Posted to findingDulcinea by Shannon Firth
Mexico City is one of the only places in Latin American that allows abortions in the first trimester without limitations, reports the Associated Press. The vote "opens the road for all of Latin America to start visualizing legal paths to abortion," said Raffaella Schiavon, who directs the international abortion rights group Ipas.
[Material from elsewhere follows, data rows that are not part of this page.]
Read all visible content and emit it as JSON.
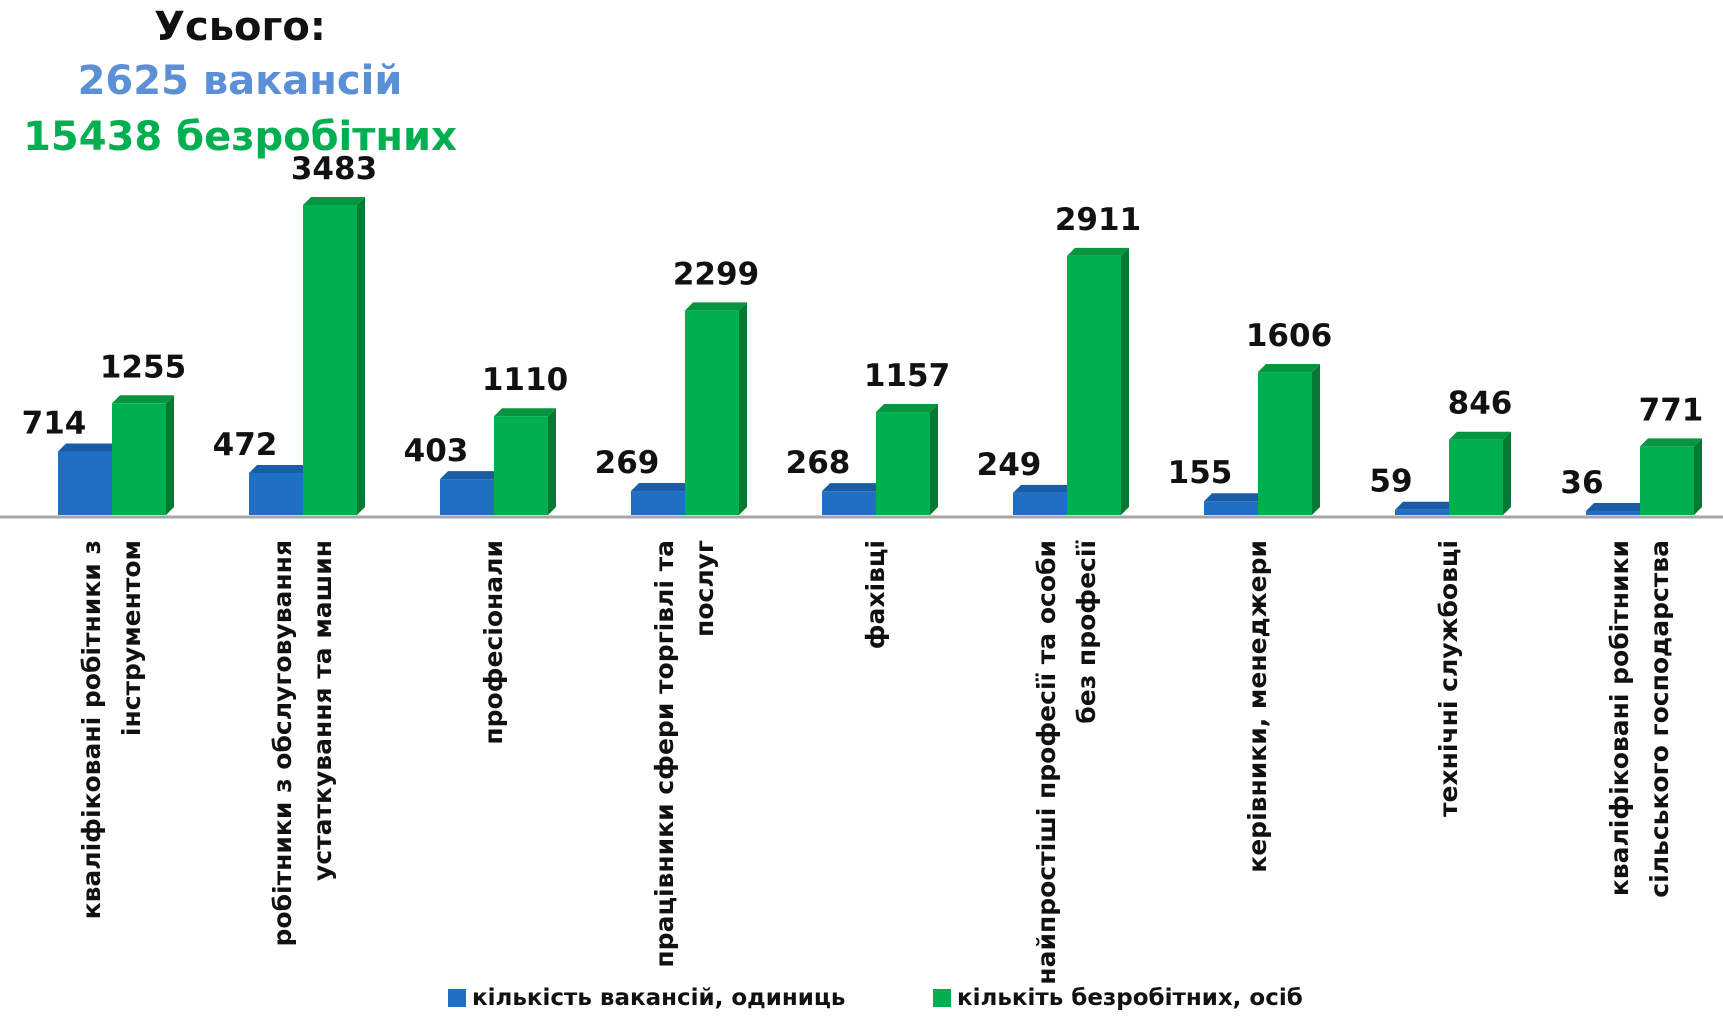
{
  "summary": {
    "title": "Усього:",
    "vacancies_text": "2625 вакансій",
    "unemployed_text": "15438 безробітних"
  },
  "colors": {
    "vacancies": "#1F6FC5",
    "unemployed": "#00B050",
    "vacancies_summary": "#5B8FD6",
    "unemployed_summary": "#00B050"
  },
  "chart_data": {
    "type": "bar",
    "categories": [
      [
        "кваліфіковані робітники з",
        "інструментом"
      ],
      [
        "робітники з обслуговування",
        "устаткування та машин"
      ],
      [
        "професіонали"
      ],
      [
        "працівники сфери торгівлі та",
        "послуг"
      ],
      [
        "фахівці"
      ],
      [
        "найпростіші професії та особи",
        "без професії"
      ],
      [
        "керівники, менеджери"
      ],
      [
        "технічні службовці"
      ],
      [
        "кваліфіковані робітники",
        "сільського господарства"
      ]
    ],
    "series": [
      {
        "name": "кількість вакансій, одиниць",
        "values": [
          714,
          472,
          403,
          269,
          268,
          249,
          155,
          59,
          36
        ]
      },
      {
        "name": "кількіть безробітних, осіб",
        "values": [
          1255,
          3483,
          1110,
          2299,
          1157,
          2911,
          1606,
          846,
          771
        ]
      }
    ],
    "ylim": [
      0,
      3483
    ],
    "grid": false,
    "legend_position": "bottom"
  }
}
The court had been debating the issue for three days. Just over a year ago, on April 24, 2007, a day pro-life activists called “Black Tuesday,” Mexico City lawmakers, backed by the Democratic Revolutionary Party, made Mexico City the largest Latin American city to legalize abortion, amid fierce debate and opposition. The law allows any woman in Mexico City to seek an abortion in her first trimester, for any reason. Yet, one year later, the International Herald Tribune reported that 85 percent of gynecologists in the city’s public hospitals refused to perform abortions on moral grounds.
In the rest of Mexico, a country where domestic and sexual violence often contribute to unwanted pregnancies, abortion is legal only if the fetus is a threat to the woman’s life, if she had been raped or if the fetus was impaired. According to the Los Angeles Times, a woman must first file a report against her rapist, then obtain a court order to give the doctor. Further, in Mexico City prior to 2007, a woman was required to have photos taken before and after the procedure, a requirement women’s groups called “a deliberate attempt to humiliate.” Human Rights Watch reported in 2006 that this type of treatment caused some women to find unsafe alternatives. Human Rights Watch also reported that, because the age of consent in Mexico is often as low as twelve years old, incest is many times considered “consensual.” The aid group explained, “Pregnant victims of incest and “estupro” (intercourse with a minor) are also, by law, denied the right to a legal abortion." In 2006, however, a 19-year-old mother won a settlement from the Mexican government for refusing to allow her an abortion after she was raped at 13 by a heroin addict, according to the Los Angeles Times.
During the six years through 2007, 524 women were charged in Mexico with having illegal abortions, The Washington Post reported. While the law in Mexico City has changed, the stigma clouding the abortion issue hasn’t disappeared. At public hospitals, women seeking abortions say they are “treated like prostitutes,” activists receive death threats, and doctors like Laura Garcia, the only gynecologist at her hospital who will perform abortions—requiring her to perform seven or eight a day—are harassed. Still, Garcia has seen septic shock and uncontrolled bleeding in women who underwent improperly performed abortions. She defended her decision, telling the International Herald Tribune: “I am a Catholic, but I have convictions. I don’t think I’m going to hell. If I go, it will be for something else.”